SC²S Colloquium - October 21, 2016
|Date:||October 21, 2016|
|Time:||3:00 pm, s.t.|
Tobias Neuhauser: A Method for Simulation-based Parameter Optimization of Autonomous Emergency Braking
The parameters of an Autonomous Emergency Braking (AEB) system are tuned manually on a test-track up to now. This approach is time-consuming, costly and yields suboptimal performance of the AEB system. To overcome these disadvantages, a method for simulation-based parameter optimization of autonomous emergency braking systems is presented and implemented within this master’s thesis. First of all, contrary cost functions are modelled, which specify the target behavior of the AEB system.
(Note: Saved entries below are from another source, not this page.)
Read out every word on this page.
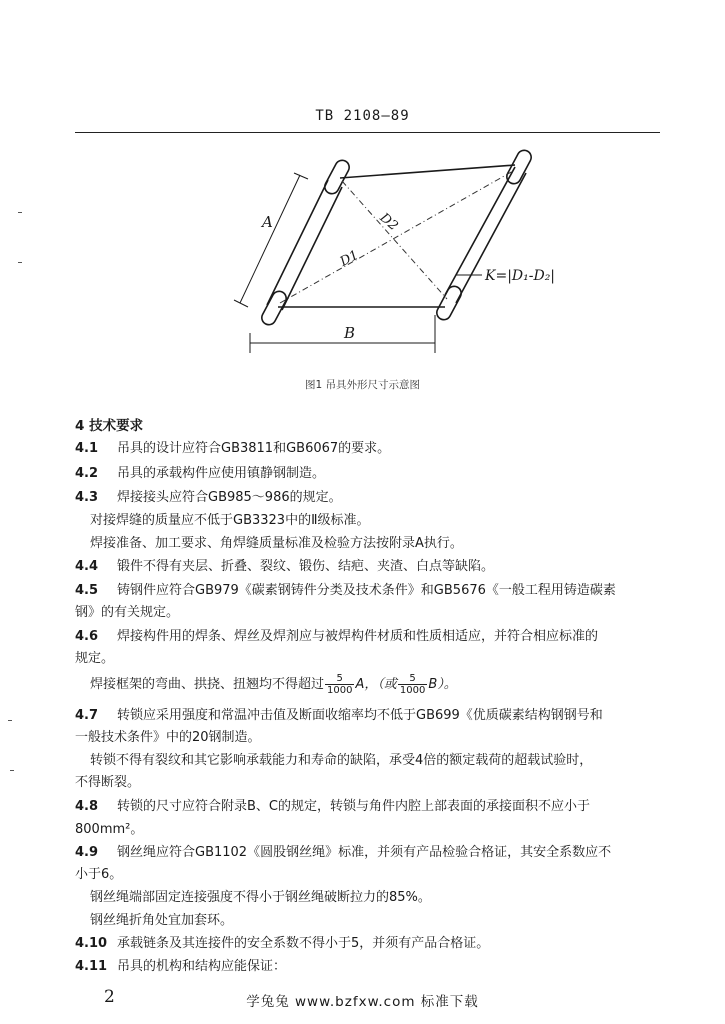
TB 2108—89
A
B
D1
D2
K=|D₁-D₂|
图1 吊具外形尺寸示意图
4 技术要求
4.1 吊具的设计应符合GB3811和GB6067的要求。
4.2 吊具的承载构件应使用镇静钢制造。
4.3 焊接接头应符合GB985～986的规定。
对接焊缝的质量应不低于GB3323中的Ⅱ级标准。
焊接准备、加工要求、角焊缝质量标准及检验方法按附录A执行。
4.4 锻件不得有夹层、折叠、裂纹、锻伤、结疤、夹渣、白点等缺陷。
4.5 铸钢件应符合GB979《碳素钢铸件分类及技术条件》和GB5676《一般工程用铸造碳素
钢》的有关规定。
4.6 焊接构件用的焊条、焊丝及焊剂应与被焊构件材质和性质相适应，并符合相应标准的
规定。
焊接框架的弯曲、拱挠、扭翘均不得超过 $\frac{5}{1000}$ A，（或 $\frac{5}{1000} B$）。
4.7 转锁应采用强度和常温冲击值及断面收缩率均不低于GB699《优质碳素结构钢钢号和
一般技术条件》中的20钢制造。
转锁不得有裂纹和其它影响承载能力和寿命的缺陷，承受4倍的额定载荷的超载试验时，
不得断裂。
4.8 转锁的尺寸应符合附录B、C的规定，转锁与角件内腔上部表面的承接面积不应小于
800mm²。
4.9 钢丝绳应符合GB1102《圆股钢丝绳》标准，并须有产品检验合格证，其安全系数应不
小于6。
钢丝绳端部固定连接强度不得小于钢丝绳破断拉力的85%。
钢丝绳折角处宜加套环。
4.10 承载链条及其连接件的安全系数不得小于5，并须有产品合格证。
4.11 吊具的机构和结构应能保证：
2	学兔兔 www.bzfxw.com 标准下载
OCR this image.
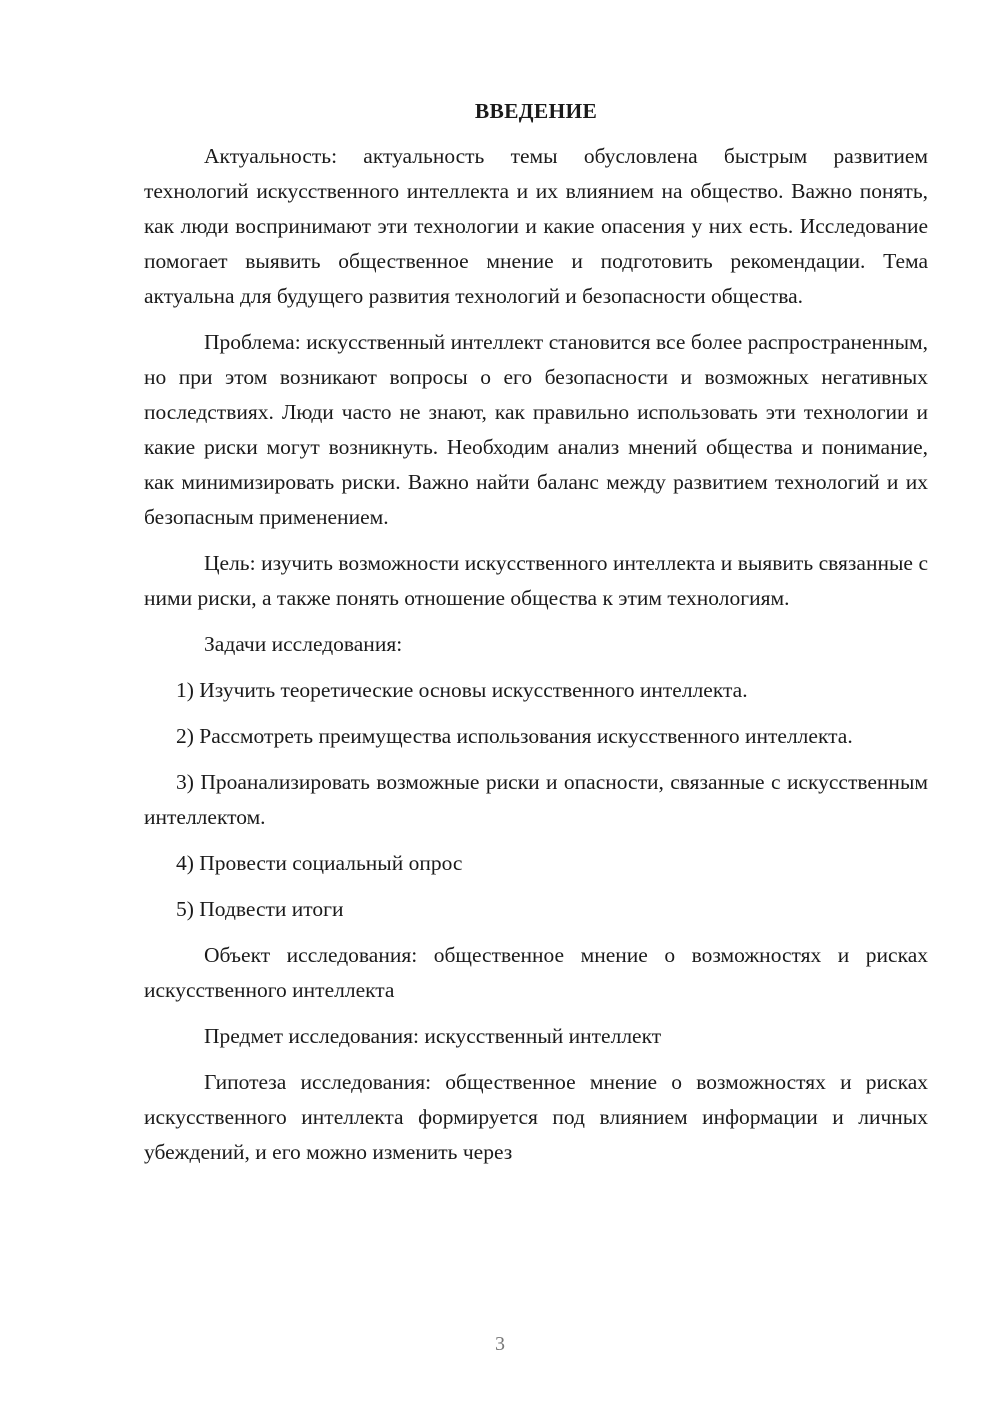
ВВЕДЕНИЕ

Актуальность: актуальность темы обусловлена быстрым развитием технологий искусственного интеллекта и их влиянием на общество. Важно понять, как люди воспринимают эти технологии и какие опасения у них есть. Исследование помогает выявить общественное мнение и подготовить рекомендации. Тема актуальна для будущего развития технологий и безопасности общества.

Проблема: искусственный интеллект становится все более распространенным, но при этом возникают вопросы о его безопасности и возможных негативных последствиях. Люди часто не знают, как правильно использовать эти технологии и какие риски могут возникнуть. Необходим анализ мнений общества и понимание, как минимизировать риски. Важно найти баланс между развитием технологий и их безопасным применением.

Цель: изучить возможности искусственного интеллекта и выявить связанные с ними риски, а также понять отношение общества к этим технологиям.

Задачи исследования:

1) Изучить теоретические основы искусственного интеллекта.

2) Рассмотреть преимущества использования искусственного интеллекта.

3) Проанализировать возможные риски и опасности, связанные с искусственным интеллектом.

4) Провести социальный опрос

5) Подвести итоги

Объект исследования: общественное мнение о возможностях и рисках искусственного интеллекта

Предмет исследования: искусственный интеллект

Гипотеза исследования: общественное мнение о возможностях и рисках искусственного интеллекта формируется под влиянием информации и личных убеждений, и его можно изменить через

3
Their objectives are on the one hand the effectiveness of the AEB system and on the other hand the customer-acceptance. Moreover, an optimization strategy is presented, which is required to tackle the high-dimensional optimization problem consisting of more than one hundred parameters. This includes also a sensitivity analysis to screen for non-influential parameters. Different optimization methods are investigated for the high-dimensional optimization: direct, metamodel-based and hybrid optimization. The hybrid optimizer “Efficient Global Optimization” proves as the best one for this task. Finally, the so-optimized parameters are fine-tuned with the help of a gradient-based optimization
Benedikt Kucis: A GPU-accelerated Chebyshev Function Approximation on an Adaptive Tree Structure
This bachelor’s thesis describes the process of designing and implementing a GPU-accelerated Chebyshev function approximation on an Adaptive Tree Structure. The adaptive trees are used for storing Chebyshev coefficients computed using an input function for e.g. vorticity fields or Gaussian functions. Chebyshev points are optimal interpolation points to approximate smooth functions over a specified domain. The evaluation of the Chebyshev interpolant for an arbitrary point is computationally expensive. Because the Chebyshev approximation can be heavily parallelized, the goal of this work was to speed up the evaluation by utilizing the massively parallel architecture of GPUs. Existing CPU implementations in the PVFMM and TbSLAS libraries are explained and the process of implementing and optimizing the GPU version of the evaluation is described. The largest achieved speedup was about 2X the CPU performance.